This afternoon, my “baby” sister called to chat. We didn’t talk long, but she felt the need to thank me for having served in our nation’s military. I served four years active duty in the United States Navy and another 12 years in the United States Naval Reserves.
I thought about my experiences in the military, which generally aren’t all that different from those shared by anyone else that has served. I thought about the things I learned and how I grew up in that time.
I appreciate it when people stop to thank me (and anyone else that has served) for my service, but I think that the people that really deserve the “thanks” often go unrecognized.
As a member of the military, one knows that one’s life is on the line almost every day. If one is fortunate one serves in peace-time, when the American military presence is intended to be a deterrent against attacks. There are those whose lives are in danger every single day, simply by virtue of what they do.
Ten years ago, I saw the world as I knew it change. A relatively small group of men commandeered four airliners and set out to show the world that they meant business. I will never really understand what makes terrorists do what they do. To me, they are worse than school bullies that pick on the biggest kid they can, just to prove they’re “tough”. In reality they are self-serving, little dogs who think that they have to resort to violence to make a point. If they kill people in the process, so much the better. This is not about them.
Two of the four jets found their marks in Lower Manhattan, New York City. More than 2,700 people lost their lives when the World Trade Center towers collapsed. A third went to the Pentagon where about 184 were killed, and the fourth was brought down shy of its target in the woods of Shanksville, PA by courageous passengers, where all 40 passengers died. This last flight had either the White House or the US Capitol building as its target.
The heroes I have in mind that deserve more credit than they get are the men and women who serve in Police departments, Fire Departments, and as EMTs.
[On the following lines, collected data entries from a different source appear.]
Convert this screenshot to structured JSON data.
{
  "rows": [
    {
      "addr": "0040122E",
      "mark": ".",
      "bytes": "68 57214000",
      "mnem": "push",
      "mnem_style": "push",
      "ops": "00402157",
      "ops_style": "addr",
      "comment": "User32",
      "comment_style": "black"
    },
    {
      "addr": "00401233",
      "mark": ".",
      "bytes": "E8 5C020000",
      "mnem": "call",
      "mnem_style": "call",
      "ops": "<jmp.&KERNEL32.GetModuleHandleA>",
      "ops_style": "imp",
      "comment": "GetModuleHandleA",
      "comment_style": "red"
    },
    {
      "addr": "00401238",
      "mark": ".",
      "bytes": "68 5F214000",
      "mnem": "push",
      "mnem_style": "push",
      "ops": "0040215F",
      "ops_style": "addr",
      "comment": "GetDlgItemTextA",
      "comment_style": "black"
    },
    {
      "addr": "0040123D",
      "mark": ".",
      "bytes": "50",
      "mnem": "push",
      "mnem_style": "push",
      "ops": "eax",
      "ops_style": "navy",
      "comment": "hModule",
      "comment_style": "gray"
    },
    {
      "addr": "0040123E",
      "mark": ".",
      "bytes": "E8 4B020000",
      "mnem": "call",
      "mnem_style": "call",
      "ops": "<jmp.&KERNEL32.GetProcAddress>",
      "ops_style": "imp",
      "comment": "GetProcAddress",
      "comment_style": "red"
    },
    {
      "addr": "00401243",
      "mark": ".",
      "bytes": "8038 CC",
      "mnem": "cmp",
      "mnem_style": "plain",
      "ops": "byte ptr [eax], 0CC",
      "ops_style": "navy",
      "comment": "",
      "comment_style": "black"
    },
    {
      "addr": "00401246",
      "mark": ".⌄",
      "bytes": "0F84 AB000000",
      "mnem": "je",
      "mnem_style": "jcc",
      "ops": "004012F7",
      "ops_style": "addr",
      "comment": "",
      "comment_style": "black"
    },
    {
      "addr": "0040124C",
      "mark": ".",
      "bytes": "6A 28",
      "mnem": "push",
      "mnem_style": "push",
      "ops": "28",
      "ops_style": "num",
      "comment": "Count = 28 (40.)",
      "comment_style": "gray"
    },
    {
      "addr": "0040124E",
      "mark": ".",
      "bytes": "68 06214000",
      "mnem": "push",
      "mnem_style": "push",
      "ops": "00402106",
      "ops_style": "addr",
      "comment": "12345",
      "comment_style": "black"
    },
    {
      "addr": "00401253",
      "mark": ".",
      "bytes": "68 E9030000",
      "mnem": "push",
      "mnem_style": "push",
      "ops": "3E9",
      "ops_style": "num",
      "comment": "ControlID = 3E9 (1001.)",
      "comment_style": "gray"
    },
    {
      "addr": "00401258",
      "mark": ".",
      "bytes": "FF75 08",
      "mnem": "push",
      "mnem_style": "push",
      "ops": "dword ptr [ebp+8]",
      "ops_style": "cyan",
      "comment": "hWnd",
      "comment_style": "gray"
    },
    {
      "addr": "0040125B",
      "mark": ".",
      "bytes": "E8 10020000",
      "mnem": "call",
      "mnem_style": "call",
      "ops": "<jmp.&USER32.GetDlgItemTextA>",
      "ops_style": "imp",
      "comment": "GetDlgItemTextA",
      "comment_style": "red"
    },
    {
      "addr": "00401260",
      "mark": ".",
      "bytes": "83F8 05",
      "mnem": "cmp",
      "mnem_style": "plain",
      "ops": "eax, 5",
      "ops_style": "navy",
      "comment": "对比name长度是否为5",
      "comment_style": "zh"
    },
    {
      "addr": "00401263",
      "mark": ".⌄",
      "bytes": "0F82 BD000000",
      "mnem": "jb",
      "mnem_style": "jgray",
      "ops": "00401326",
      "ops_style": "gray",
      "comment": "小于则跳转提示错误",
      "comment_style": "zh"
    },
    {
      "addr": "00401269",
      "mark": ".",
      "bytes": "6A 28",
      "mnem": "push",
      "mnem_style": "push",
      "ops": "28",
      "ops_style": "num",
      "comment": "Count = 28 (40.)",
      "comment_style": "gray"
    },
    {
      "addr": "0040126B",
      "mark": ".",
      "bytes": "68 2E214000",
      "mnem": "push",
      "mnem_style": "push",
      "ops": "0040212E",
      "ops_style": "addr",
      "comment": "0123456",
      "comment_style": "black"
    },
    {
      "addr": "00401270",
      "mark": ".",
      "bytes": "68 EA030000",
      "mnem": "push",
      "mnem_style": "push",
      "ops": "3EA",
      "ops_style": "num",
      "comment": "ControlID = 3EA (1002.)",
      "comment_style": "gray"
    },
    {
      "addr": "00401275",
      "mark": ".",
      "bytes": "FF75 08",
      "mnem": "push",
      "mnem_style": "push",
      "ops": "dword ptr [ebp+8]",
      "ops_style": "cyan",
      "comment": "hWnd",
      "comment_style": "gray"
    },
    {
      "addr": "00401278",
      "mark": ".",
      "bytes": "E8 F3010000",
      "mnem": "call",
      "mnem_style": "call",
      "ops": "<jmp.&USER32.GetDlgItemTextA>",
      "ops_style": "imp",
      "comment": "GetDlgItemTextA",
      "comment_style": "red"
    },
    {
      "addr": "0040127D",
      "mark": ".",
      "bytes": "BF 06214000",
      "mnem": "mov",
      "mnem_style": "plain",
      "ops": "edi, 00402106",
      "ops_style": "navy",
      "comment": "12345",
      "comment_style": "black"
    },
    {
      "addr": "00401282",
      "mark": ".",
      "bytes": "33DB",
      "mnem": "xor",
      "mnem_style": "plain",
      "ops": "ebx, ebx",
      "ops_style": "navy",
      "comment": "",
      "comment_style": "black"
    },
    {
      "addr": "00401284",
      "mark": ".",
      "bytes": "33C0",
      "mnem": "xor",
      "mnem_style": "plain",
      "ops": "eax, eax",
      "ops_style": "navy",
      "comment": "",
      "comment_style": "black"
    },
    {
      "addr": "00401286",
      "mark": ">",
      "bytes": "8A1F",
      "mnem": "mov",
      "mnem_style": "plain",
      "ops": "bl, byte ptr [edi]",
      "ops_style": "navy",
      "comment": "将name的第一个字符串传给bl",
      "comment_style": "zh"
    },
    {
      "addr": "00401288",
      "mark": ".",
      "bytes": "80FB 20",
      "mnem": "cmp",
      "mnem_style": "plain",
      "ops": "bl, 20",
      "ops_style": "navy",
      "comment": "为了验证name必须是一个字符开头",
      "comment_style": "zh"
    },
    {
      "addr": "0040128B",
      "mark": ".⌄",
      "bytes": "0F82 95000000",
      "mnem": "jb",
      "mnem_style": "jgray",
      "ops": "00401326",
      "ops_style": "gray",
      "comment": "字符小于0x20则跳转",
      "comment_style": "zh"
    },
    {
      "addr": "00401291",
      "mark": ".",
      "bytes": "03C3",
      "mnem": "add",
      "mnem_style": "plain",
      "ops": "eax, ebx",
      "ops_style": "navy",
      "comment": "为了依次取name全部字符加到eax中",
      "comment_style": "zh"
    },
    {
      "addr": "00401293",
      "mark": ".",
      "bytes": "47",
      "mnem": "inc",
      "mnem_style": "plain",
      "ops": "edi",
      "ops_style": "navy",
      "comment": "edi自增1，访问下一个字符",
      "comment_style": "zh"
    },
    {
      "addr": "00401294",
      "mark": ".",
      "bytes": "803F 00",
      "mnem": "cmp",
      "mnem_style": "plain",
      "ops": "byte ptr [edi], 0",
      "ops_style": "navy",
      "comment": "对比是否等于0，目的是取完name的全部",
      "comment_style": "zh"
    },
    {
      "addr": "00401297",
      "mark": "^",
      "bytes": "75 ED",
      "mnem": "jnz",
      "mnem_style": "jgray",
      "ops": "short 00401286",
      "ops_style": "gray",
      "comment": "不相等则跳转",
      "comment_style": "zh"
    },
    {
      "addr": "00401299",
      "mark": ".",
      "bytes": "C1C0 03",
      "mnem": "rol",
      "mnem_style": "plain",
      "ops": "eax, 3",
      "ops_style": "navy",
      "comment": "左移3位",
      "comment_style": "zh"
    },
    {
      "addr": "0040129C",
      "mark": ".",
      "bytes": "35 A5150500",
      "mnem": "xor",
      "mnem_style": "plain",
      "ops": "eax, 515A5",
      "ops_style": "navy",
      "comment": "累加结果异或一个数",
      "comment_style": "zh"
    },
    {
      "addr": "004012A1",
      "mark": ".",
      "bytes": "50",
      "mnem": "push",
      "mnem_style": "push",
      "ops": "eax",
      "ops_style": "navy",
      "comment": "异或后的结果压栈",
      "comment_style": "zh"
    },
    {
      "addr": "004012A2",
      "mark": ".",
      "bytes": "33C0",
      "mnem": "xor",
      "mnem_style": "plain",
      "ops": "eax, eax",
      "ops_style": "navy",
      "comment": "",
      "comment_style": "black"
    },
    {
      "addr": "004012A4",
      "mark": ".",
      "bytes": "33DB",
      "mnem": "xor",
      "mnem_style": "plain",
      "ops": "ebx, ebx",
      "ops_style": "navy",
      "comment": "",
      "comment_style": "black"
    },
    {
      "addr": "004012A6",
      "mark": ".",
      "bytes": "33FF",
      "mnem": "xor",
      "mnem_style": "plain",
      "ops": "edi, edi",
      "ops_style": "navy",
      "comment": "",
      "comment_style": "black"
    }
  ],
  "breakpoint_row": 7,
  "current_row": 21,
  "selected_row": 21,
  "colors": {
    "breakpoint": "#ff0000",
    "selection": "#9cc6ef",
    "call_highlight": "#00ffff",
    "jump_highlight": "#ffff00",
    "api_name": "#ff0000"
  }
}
In New York alone, 411 of the casualties were members of the NYPD, Port Authority Police Department, and FDNY or were EMTs. When New York was struck, policemen and firefighters from around the world came to New York to help do what had to be done.
These people risk their lives every day trying to save the lives of other people, and often all they get are relatively meager incomes for their trouble.
When I was in the Navy, I had to learn shipboard firefighting. I learned how to handle different types of fires. I learned the different tools at my disposal. I learned that each person on the team has a purpose, and when that team works together, it goes a long way to making sure everyone is safe. What I learned is but a small part of what your neighborhood firefighter has to know every single day.
Remember your firefighters and police officers. Thank them for what they do. They are the real heroes.